A professora Elizabeth acha que pode haver
colaboração nas escolas: “Não é preciso
de muito para que os cegos ou pessoas com outras deficiências
também possam participar nas aulas de educação
física” |
Para Elisabeth de Mattos, professora da Escola
de Educação
Física e Esporte (EEFE) da USP, onde coordena atividades com
alunos especiais, “a prática esportiva tem as mesmas influências
para pessoas com ou sem deficiência”. Ela explica que é possível,
através de pequenas adaptações, garantir a prática
de exercícios desde as escolas: “Será que o professor
não pode formar um grupo de futebol com vendas nos outros meninos
que enxergam normalmente para eles também compartilharem a experiência
de um cego, por exemplo? Sim, todos podem ter a vivência”.
Uma experiência semelhante à citada por Elizabeth é realizada
no Unsicht-Bar, um restaurante alemão que recebe os clientes
totalmente às escuras. O nome da casa faz uma brincadeira com
as palavras “invisível” e “bar”. Lá, os visitantes são
servidos vendados, que é para terem aguçados o demais
sentidos como olfato e paladar. A idéia é que as pessoas
tenham uma vivência comum através de outros sentidos.
Também na Alemanha e Inglaterra, alguns estádios já têm
realizado ações para garantir ao público com deficiência
as mesmas emoções da partida.
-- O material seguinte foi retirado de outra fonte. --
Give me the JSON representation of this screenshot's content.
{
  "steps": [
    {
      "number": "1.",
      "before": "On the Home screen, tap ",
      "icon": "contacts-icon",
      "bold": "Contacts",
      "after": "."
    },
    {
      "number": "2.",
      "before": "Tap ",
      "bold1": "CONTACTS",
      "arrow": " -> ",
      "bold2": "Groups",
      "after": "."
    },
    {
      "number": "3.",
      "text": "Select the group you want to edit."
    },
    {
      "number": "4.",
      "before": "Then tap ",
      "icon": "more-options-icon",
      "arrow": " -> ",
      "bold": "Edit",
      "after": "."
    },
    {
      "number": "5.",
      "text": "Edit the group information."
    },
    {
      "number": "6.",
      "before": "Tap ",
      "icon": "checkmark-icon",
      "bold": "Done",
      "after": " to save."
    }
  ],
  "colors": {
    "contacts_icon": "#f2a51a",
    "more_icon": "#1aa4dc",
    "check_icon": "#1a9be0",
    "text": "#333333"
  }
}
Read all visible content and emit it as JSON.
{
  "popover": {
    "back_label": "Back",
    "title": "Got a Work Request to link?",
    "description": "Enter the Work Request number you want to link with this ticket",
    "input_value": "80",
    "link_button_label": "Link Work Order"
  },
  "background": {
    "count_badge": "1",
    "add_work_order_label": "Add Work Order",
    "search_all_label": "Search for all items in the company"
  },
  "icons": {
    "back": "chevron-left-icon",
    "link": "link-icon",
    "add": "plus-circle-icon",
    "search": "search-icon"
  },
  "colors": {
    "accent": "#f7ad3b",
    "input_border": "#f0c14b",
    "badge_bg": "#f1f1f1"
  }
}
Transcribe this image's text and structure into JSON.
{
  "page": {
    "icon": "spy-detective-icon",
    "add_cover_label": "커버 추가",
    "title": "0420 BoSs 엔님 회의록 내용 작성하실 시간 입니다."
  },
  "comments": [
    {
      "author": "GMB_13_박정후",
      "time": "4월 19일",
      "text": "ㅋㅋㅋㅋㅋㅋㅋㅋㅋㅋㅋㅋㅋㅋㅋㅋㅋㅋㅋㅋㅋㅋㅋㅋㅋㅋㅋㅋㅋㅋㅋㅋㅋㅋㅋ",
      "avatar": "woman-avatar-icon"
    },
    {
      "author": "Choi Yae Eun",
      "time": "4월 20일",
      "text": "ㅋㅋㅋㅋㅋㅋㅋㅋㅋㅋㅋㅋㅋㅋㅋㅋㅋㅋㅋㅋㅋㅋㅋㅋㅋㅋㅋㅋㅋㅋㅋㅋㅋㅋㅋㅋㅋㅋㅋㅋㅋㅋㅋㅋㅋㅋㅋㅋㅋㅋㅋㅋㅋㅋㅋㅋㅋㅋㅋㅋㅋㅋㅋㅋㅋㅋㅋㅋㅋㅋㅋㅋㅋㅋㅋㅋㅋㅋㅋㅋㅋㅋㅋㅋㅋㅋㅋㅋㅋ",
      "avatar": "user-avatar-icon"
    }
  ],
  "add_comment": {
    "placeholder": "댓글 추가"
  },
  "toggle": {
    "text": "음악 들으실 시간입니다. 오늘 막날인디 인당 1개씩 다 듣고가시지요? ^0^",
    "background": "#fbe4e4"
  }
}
No país da Copa,
o clube Bayer Leverkusen foi pioneiro: o serviço com fones de
ouvido tem um narrador treinado para a locução específica,
que visa à descrição o mais objetiva possível
da partida.
De volta para o Brasil, segundo a professora
Elizabeth, a situação
para pessoas com deficiência melhorou nos últimos anos.
Ela cita a legislação brasileira, que impede escolas
de recusarem matrícula de pessoas com deficiência e incentiva
a instituição a se virar com os próprios recursos,
inclusive durante a educação física. Outro dado
que ela menciona é o aumento de verbas para o Comitê Paraolímpico
Brasileiro. “Foi dado um passo grande. Na teoria estamos criando condições
de excelência, mas na prática ainda vemos disparidades
por falta de informação.”
No Instituto de Psicologia, a professora Marie
Claire Seikkel, especialista na questão do preconceito social, lembra de uma grande barreira: “A
falta de acesso estrutural não é o único problema.
A crença de que os deficientes não podem fazer nada é uma
situação de bloqueio. É o julgamento dos outros
sobre algo que não viram, e assim cortam as oportunidades”.
“A
sociedade faz um julgamento antes de conhecer”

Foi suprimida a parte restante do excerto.